CLINICAL PEARLS: RESPONDING TO PATIENTS WITH SUICIDAL THOUGHTS
- Posted by Editor JPR
- Posted in Clinical Pearls, Editorials & Commentary
Journal of Psychiatry Reform Vol 4 #2, November 2018
Alan Eppel MB, MRCPsych, FRCPC
With this issue the Journal of Psychiatry Reform introduces a new section entitled Clinical Pearls. Clinical pearls are succinct items of information derived from careful clinical observation over years of practice and which may not be widely known. Clinical pearls can be used to solve everyday clinical problems.
- Completed suicide cannot be predicted. Because suicide is a rare event reliable probabilities cannot be determined statistically
- There are no checklists or questionnaires that can predict suicide
- Risk assessments do not correctly identify those that may complete suicide
- The focus should be on providing the right care and support for individuals with suicidal thoughts
- The first step in responding to a person contemplating suicide consists of listening and attending to the person’s distress.
- Understanding the patient’s predicament is critical
- Focus on providing connection, support, care and treatment
In 1983 Alex Pokorny studied a cohort of 4800 patients admitted to the Veterans Administration Medical Center in Houston Texas. Of these 803 (17%) were categorized at high risk for suicide. 30 of these patients (3.7%) died by suicide. Of the 3997 patients classified as low risk 37 completed suicide (0.9%). In other words 96.3% of the patient’s labelled as high risk were false positives and did not complete suicide while 0.9% of the total cohort where false negatives.
Kessler and colleagues undertook a study of over 53,000 American soldiers examined factors associated with suicide in the 12 month period following discharge from military psychiatric hospitals. There were 36 completed suicides among 2689 patients identified as high risk. Almost 50% of the suicides occurred in the 51,000 patients classified as low risk. Again the false positive rate in the study with was over 98%.
Helen Stallman at the Centre for Social Change, School of Psychology, Social Work and Social Policy, University of South Australia, has developed a comprehensive approach to suicidality emphasizing that the focus should shift from attempting to predict risk to one that is based on the provision of care and treatment for the patient:
“Managing this risk is the dominant paradigm in responding to suicidality. Its focus is on ensuring the patient’s safety and preventing death. A risk perspective reflects a society that is motivated by a commonality of anxiety about the future, rather than a commonality of need in the present.
……the needs of the patient, as expressed through seeking help and disclosure, have been neglected. By reacting to disclosures using a risk management approach, health professionals were seen to lack empathy for and dismiss their distress, and instead overreact to the potential for danger these individuals describe feeling mistrusted and full of shame after disclosing suicide, and are often motivated to hide any future suicidality..”
The Patient’s Predicament
Isaac Sakinofsky the well-known Canadian suicidologist has written about the importance of understanding the patient’s “predicament”.
“It is the personal predicament and how the person sees and responds to it that determines the degree of suicidality………the clinical condition creates the vulnerability to the impact of the personal predicament.”

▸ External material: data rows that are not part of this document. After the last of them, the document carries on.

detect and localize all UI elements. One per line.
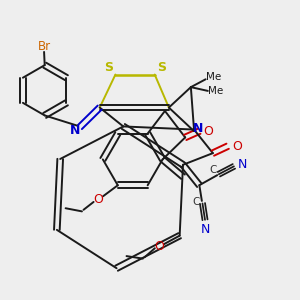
Text: O: O xyxy=(93,193,103,206)
Text: S: S xyxy=(104,61,113,74)
Text: C: C xyxy=(209,165,217,175)
Text: Me: Me xyxy=(206,72,221,82)
Text: O: O xyxy=(203,124,213,138)
Text: N: N xyxy=(70,124,80,137)
Text: Br: Br xyxy=(38,40,51,53)
Text: C: C xyxy=(192,196,199,206)
Text: S: S xyxy=(157,61,166,74)
Text: N: N xyxy=(193,122,204,135)
Text: Me: Me xyxy=(208,85,224,96)
Text: O: O xyxy=(154,240,164,253)
Text: N: N xyxy=(238,158,247,171)
Text: O: O xyxy=(232,140,242,153)
Text: N: N xyxy=(201,223,210,236)
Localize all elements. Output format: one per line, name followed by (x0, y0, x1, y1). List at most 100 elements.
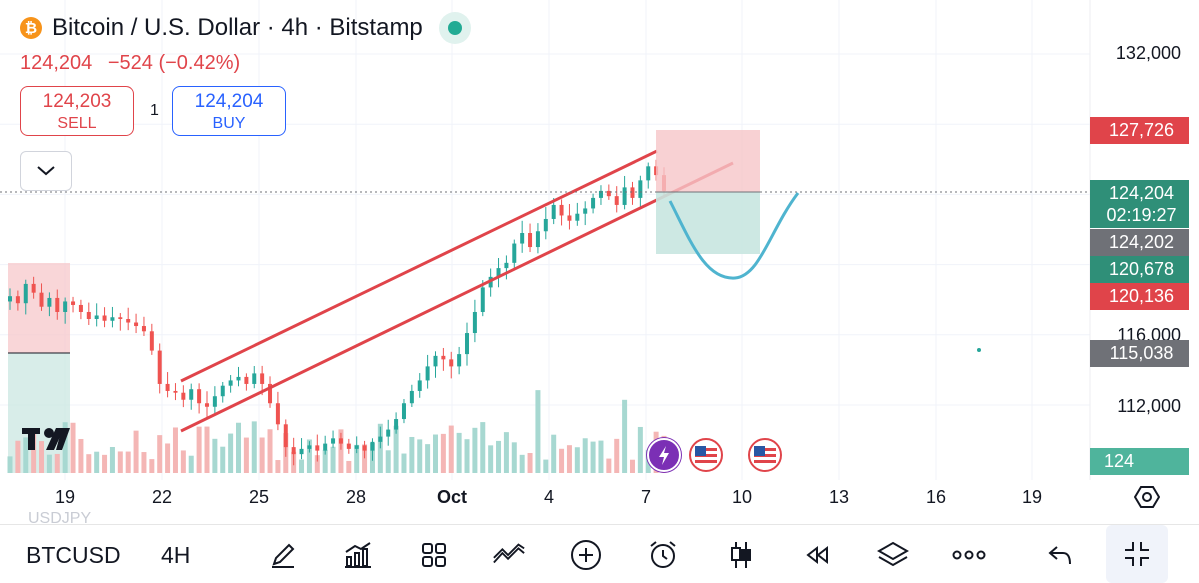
candle-body (528, 233, 533, 248)
layers-icon[interactable] (876, 538, 910, 572)
sell-button[interactable]: 124,203 SELL (20, 86, 134, 136)
settings-icon[interactable] (1133, 484, 1161, 515)
candle-body (520, 233, 525, 244)
candle-body (228, 380, 233, 386)
volume-bar (346, 460, 352, 473)
candle-body (425, 366, 430, 381)
candle-body (512, 243, 517, 263)
candle-body (417, 380, 422, 391)
symbol-button[interactable]: BTCUSD (26, 542, 121, 568)
candle-body (559, 204, 564, 216)
candle-body (31, 283, 36, 293)
volume-bar (133, 430, 139, 473)
volume-bar (456, 432, 462, 473)
candle-body (283, 424, 288, 448)
us-flag-event-icon[interactable] (689, 438, 723, 472)
candle-body (307, 445, 312, 449)
candle-body (102, 315, 107, 321)
buy-label: BUY (212, 115, 246, 132)
candle-body (614, 196, 619, 205)
add-icon[interactable] (569, 538, 603, 572)
time-axis-label: 19 (54, 487, 76, 507)
candle-body (204, 403, 209, 407)
spread-value: 1 (150, 102, 159, 119)
volume-bar (23, 437, 29, 473)
volume-bar (7, 456, 13, 473)
fullscreen-icon[interactable] (1106, 525, 1168, 583)
candle-body (197, 389, 202, 404)
volume-bar (46, 454, 52, 473)
candle-body (622, 187, 627, 205)
volume-bar (39, 441, 45, 473)
volume-bar (338, 429, 344, 473)
candle-body (535, 231, 540, 248)
price-summary: 124,204 −524 (−0.42%) (20, 52, 250, 75)
candle-body (457, 354, 462, 367)
time-axis-label: 28 (345, 487, 367, 507)
volume-bar (535, 390, 541, 473)
volume-bar (503, 432, 509, 473)
replay-icon[interactable] (800, 538, 834, 572)
time-axis-label: 13 (828, 487, 850, 507)
candle-body (15, 296, 20, 304)
chart-type-icon[interactable] (724, 538, 758, 572)
volume-bar (614, 438, 620, 473)
candle-body (331, 438, 336, 444)
buy-button[interactable]: 124,204 BUY (172, 86, 286, 136)
candle-body (543, 218, 548, 232)
candle-body (71, 301, 76, 305)
take-profit-tag: 127,726 (1090, 117, 1189, 144)
candle-body (39, 292, 44, 307)
volume-bar (401, 453, 407, 473)
forecast-curve (668, 192, 800, 280)
candle-body (94, 315, 99, 320)
candle-body (220, 385, 225, 397)
volume-bar (488, 445, 494, 473)
chevron-down-icon (37, 166, 55, 176)
candle-body (291, 447, 296, 455)
candle-body (504, 262, 509, 269)
volume-bar (172, 427, 178, 473)
templates-icon[interactable] (417, 538, 451, 572)
compare-icon[interactable] (492, 538, 526, 572)
candle-body (496, 268, 501, 277)
bitcoin-icon: ₿ (20, 17, 42, 39)
undo-icon[interactable] (1043, 538, 1077, 572)
candle-body (157, 350, 162, 384)
volume-bar (354, 444, 360, 473)
candle-body (149, 331, 154, 351)
volume-bar (393, 425, 399, 473)
candle-body (110, 317, 115, 321)
volume-bar (409, 436, 415, 473)
alert-icon[interactable] (646, 538, 680, 572)
candle-body (409, 390, 414, 404)
entry-price-tag: 120,678 (1090, 256, 1189, 283)
candle-body (236, 376, 241, 381)
last-price: 124,204 (20, 52, 93, 74)
interval-button[interactable]: 4H (161, 542, 191, 568)
candle-body (386, 429, 391, 437)
lightning-event-icon[interactable] (647, 438, 681, 472)
collapse-legend-button[interactable] (20, 151, 72, 191)
candle-body (472, 311, 477, 334)
volume-bar (472, 427, 478, 473)
volume-bar (220, 446, 226, 473)
price-chart[interactable] (0, 0, 1199, 524)
candle-body (401, 403, 406, 420)
bid-price-tag: 124,202 (1090, 229, 1189, 256)
indicators-icon[interactable] (341, 538, 375, 572)
us-flag-event-icon[interactable] (748, 438, 782, 472)
draw-icon[interactable] (266, 538, 300, 572)
candle-body (480, 287, 485, 312)
candle-body (212, 396, 217, 407)
candle-body (575, 213, 580, 221)
time-axis-label: 25 (248, 487, 270, 507)
volume-bar (31, 429, 37, 473)
candle-body (86, 311, 91, 320)
time-axis-label: 22 (151, 487, 173, 507)
volume-bar (149, 459, 155, 473)
volume-bar (125, 451, 131, 473)
more-icon[interactable] (952, 538, 986, 572)
symbol-title[interactable]: Bitcoin / U.S. Dollar · 4h · Bitstamp (52, 14, 423, 41)
volume-bar (117, 451, 123, 473)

Sakinofsky states that the “you must think yourself into the patient’s shoes” and try to understand the predicament and its appraisal from the patient’s point of view. This will be influenced by socio-cultural and environmental factors as well as the clinical disorder.
The predicament may be in the form of extreme mental or physical pain; unbearable loss; or catastrophic social, legal or financial situations. The patient may feel that there is no way out other than suicide.
Connecting With Patients
Siv Hilde Berg at Stavanger University Hospital in Norway has investigated suicidal patients’ experiences during psychiatric inpatient care.
Connections with health care professionals were vital for patient recovery and feelings of safety. Patients want to feel understood and respected. They want to express their feelings and to be able to talk about their suicidality. Some patients said that their health care providers did not spend much time with them and had little compassion.
The quality of the patient-physician relationship depended on patients’ experience was dependant on empathy, respect, understanding and willingness to talk about emotions and the circumstances leading to a suicide attempt.
When patients were placed on constant observation they cited receiving support from the staff assigned to observe them as extremely important.
Patients felt that supportive observers as vital for decreasing their suicidality during constant observation.
In summary the approach to patients with suicidal thoughts or attempts should be on connection, care and treatment.